Pantò, liberissimo, raccoglie un calcio d’angolo battuto da Borsetti e deviato da Amadei. La palla arriva a mezza altezza con una discreta velocità. Pantò è abilissimo a smorzare con la coscia la sfera, poi mettere

in rete, alle spalle di Gradella, è un gioco da ragazzi. La Lazio reagisce con veemenza, anche se la sua punta di diamante, Piola, è praticamente annullato da una marcatura asfissiante portata da Brunella e Mornese. Al 27’ Masetti compie un intervento spettacoloso. Pisa batte a rete, ma prima che la palla arrivi in porta, da pochi

metri, Puccinelli devia, costringendo il capitano ad una doppia parata, che come scrisse Cap, sul Popolo di Roma: “ha del miracoloso”. Prima dell’intervallo, c’è ancora il tempo per le proteste del laziale Baldo che reclama la concessione di un calcio di rigore, poi, tutti di corsa negli spogliatoi. In apertura di ripresa la Roma sciupa due enormi occasioni per chiudere il match. La palla buona è ancora una volta sui piedi di Pantò,

servito da Borsetti. L’argentino è solo, ma probabilmente non si rende conto della situazione e appoggia su Amadei che, sorpreso, conclude debolmente su Gradella. All’8’ è De Grassi a fornire a Borsetti una

palla su cui c’è scritto: “Portami dentro”. Borsetti è pronto nello scatto, ma tira con troppo impeto e l’occasione sfuma. Il momento magico è sfumato, all’11’ la palla, schizza come in un flipper all’interno dell’area della Roma per più di un minuto, poi, ad una ventina di minuti dal termine arriva il pareggio di Puccinelli.
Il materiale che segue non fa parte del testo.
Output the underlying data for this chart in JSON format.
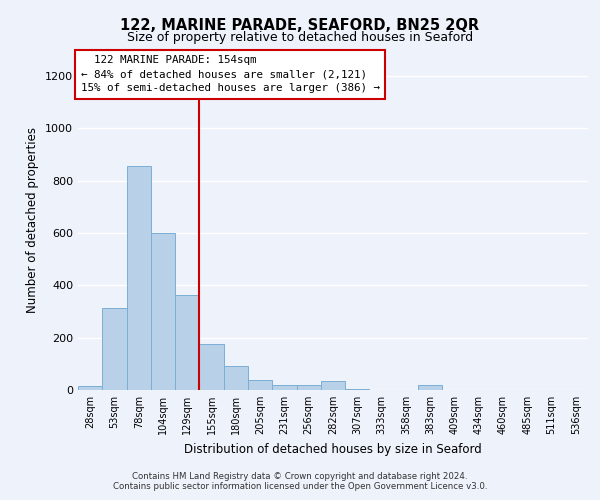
{
  "title": "122, MARINE PARADE, SEAFORD, BN25 2QR",
  "subtitle": "Size of property relative to detached houses in Seaford",
  "xlabel": "Distribution of detached houses by size in Seaford",
  "ylabel": "Number of detached properties",
  "footer_line1": "Contains HM Land Registry data © Crown copyright and database right 2024.",
  "footer_line2": "Contains public sector information licensed under the Open Government Licence v3.0.",
  "categories": [
    "28sqm",
    "53sqm",
    "78sqm",
    "104sqm",
    "129sqm",
    "155sqm",
    "180sqm",
    "205sqm",
    "231sqm",
    "256sqm",
    "282sqm",
    "307sqm",
    "333sqm",
    "358sqm",
    "383sqm",
    "409sqm",
    "434sqm",
    "460sqm",
    "485sqm",
    "511sqm",
    "536sqm"
  ],
  "values": [
    15,
    315,
    855,
    600,
    365,
    175,
    90,
    40,
    20,
    20,
    35,
    5,
    0,
    0,
    20,
    0,
    0,
    0,
    0,
    0,
    0
  ],
  "bar_color": "#b8d0e8",
  "bar_edge_color": "#7aafd4",
  "background_color": "#eef2fb",
  "grid_color": "#ffffff",
  "annotation_text": "  122 MARINE PARADE: 154sqm\n← 84% of detached houses are smaller (2,121)\n15% of semi-detached houses are larger (386) →",
  "annotation_box_color": "#ffffff",
  "annotation_box_edge_color": "#cc0000",
  "property_line_x": 4.5,
  "ylim": [
    0,
    1300
  ],
  "yticks": [
    0,
    200,
    400,
    600,
    800,
    1000,
    1200
  ]
}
Quirinetto, sul Guerin Sportivo scriverà: «La palla si insacca dolce e soave in un angolo alto della rete. Ammappete, che strillo! Ahò non ci incantate. Se volete farci credere che i laziali sono stati, quanti i possessori di queste ugole scatenate, noi non lo beviamo. Qui in mezzo c’è un sacco di gente che gioisce non perché ha segnato la Lazio ma perché ha beccato la Roma. Che straccio di amici abbiamo in giro». La gara finirà in pareggio, mentre il Torino, vittorioso,  prenderà per un punto la testa della classifica. I giocatori della Roma uscirono dal campo tranquilli, mescolati ai giocatori laziali, dopo 7 giorni la Roma sarà nuovamente in testa e vincerà lo scudetto con tre punti di vantaggio sul Torino secondo.